Statement of partnership authority
Filed document to limit partner authority with the state.
Partner liability
Partners personally liable for partnership debts.
Joint liability
All partners must be sued together for a partnership obligation.
Joint and several liability
Third party may sue one or all partners for the entire debt.
Right to indemnification
Partner who caused loss must reimburse other partners.
Dissociation
When a partner ceases association with the partnership.
Causes of dissociation
Notice, triggering event, vote, court order, bankruptcy, incapacity, death.
Wrongful dissociation
Leaving without the right to do so; liable for damages.
Effects of dissociation
Loss of management rights; possible buyout of partner’s interest.
Apparent authority after dissociation
Outgoing partner may bind firm for two years unless notice given.
Partnership termination
Occurs in two stages: dissolution and winding up.
Dissolution
Legal end of partnership by agreement, law, or court decree.
Winding up
Process of collecting assets, paying debts, and distributing remaining funds.
Creditors’ priority
Debts paid first to outside and partner-creditors, then capital contributions, then profits.
Loss allocation
If liabilities > assets, partners share losses in same ratio as profits.
Franchise
Agreement where franchisor licenses franchisee to use trademark and business system.
Franchisor
Owner of the trademark, trade name, or copyright.
Franchisee
Person or business licensed to operate under franchisor’s brand.
Distributorship
Franchisee sells manufacturer’s product in exclusive territory.
Chain-style franchise
Franchise operates under franchisor’s name with uniform standards and appearance.

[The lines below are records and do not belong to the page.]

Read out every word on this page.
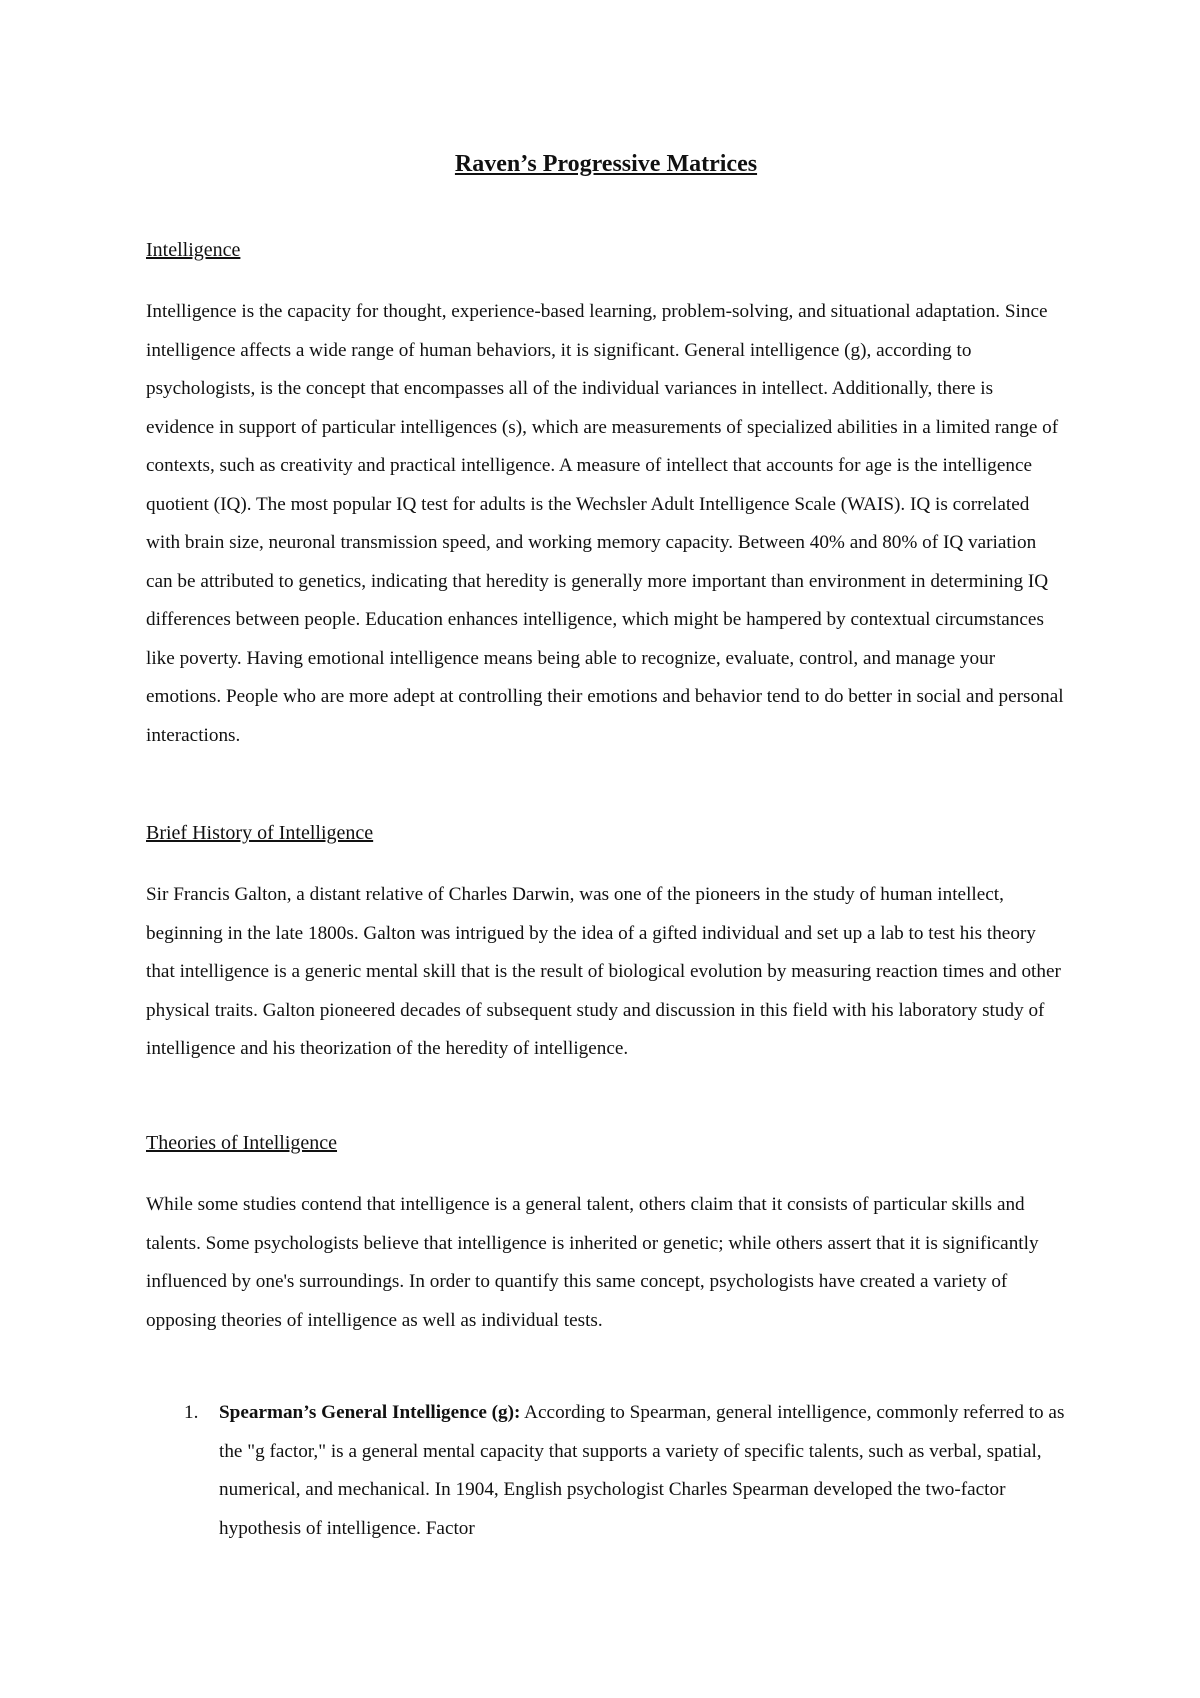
Raven’s Progressive Matrices
Intelligence
Intelligence is the capacity for thought, experience-based learning, problem-solving, and situational adaptation. Since intelligence affects a wide range of human behaviors, it is significant. General intelligence (g), according to psychologists, is the concept that encompasses all of the individual variances in intellect. Additionally, there is evidence in support of particular intelligences (s), which are measurements of specialized abilities in a limited range of contexts, such as creativity and practical intelligence. A measure of intellect that accounts for age is the intelligence quotient (IQ). The most popular IQ test for adults is the Wechsler Adult Intelligence Scale (WAIS). IQ is correlated with brain size, neuronal transmission speed, and working memory capacity. Between 40% and 80% of IQ variation can be attributed to genetics, indicating that heredity is generally more important than environment in determining IQ differences between people. Education enhances intelligence, which might be hampered by contextual circumstances like poverty. Having emotional intelligence means being able to recognize, evaluate, control, and manage your emotions. People who are more adept at controlling their emotions and behavior tend to do better in social and personal interactions.
Brief History of Intelligence
Sir Francis Galton, a distant relative of Charles Darwin, was one of the pioneers in the study of human intellect, beginning in the late 1800s. Galton was intrigued by the idea of a gifted individual and set up a lab to test his theory that intelligence is a generic mental skill that is the result of biological evolution by measuring reaction times and other physical traits. Galton pioneered decades of subsequent study and discussion in this field with his laboratory study of intelligence and his theorization of the heredity of intelligence.
Theories of Intelligence
While some studies contend that intelligence is a general talent, others claim that it consists of particular skills and talents. Some psychologists believe that intelligence is inherited or genetic; while others assert that it is significantly influenced by one's surroundings. In order to quantify this same concept, psychologists have created a variety of opposing theories of intelligence as well as individual tests.
1. Spearman’s General Intelligence (g): According to Spearman, general intelligence, commonly referred to as the "g factor," is a general mental capacity that supports a variety of specific talents, such as verbal, spatial, numerical, and mechanical. In 1904, English psychologist Charles Spearman developed the two-factor hypothesis of intelligence. Factor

Manufacturing or processing franchise
Franchisor provides ingredients or formula for product assembly.
Industry-specific franchise standards
Federal rules protecting franchisees from unfair franchisor demands.
Franchise Rule (FTC)
Requires disclosure of material facts for informed franchise decisions.
State franchise laws
Protect against unfair trade practices and require financial disclosure.
Franchise contract
Defines rights, duties, and terms between franchisor and franchisee.
Franchise fees
Initial lump-sum plus ongoing royalties or percentage of sales.
Territorial rights
Contract clause granting exclusive or limited sales area to franchisee.
Quality control
Franchisor’s right to set standards to protect goodwill and trademark.
Pricing arrangements
Franchisor may suggest retail prices but cannot mandate them.
Franchise termination
Grounds and procedures for ending franchise relationship.
Notice requirement
Franchisee must receive reasonable time to wind up business.
Opportunity to cure
Franchisee may fix a breach before termination becomes final.
Good faith and fair dealing
Both parties must act fairly; wrongful termination can lead to liability.
Wrongful termination
Not wrongful if done in normal course of business with reasonable notice.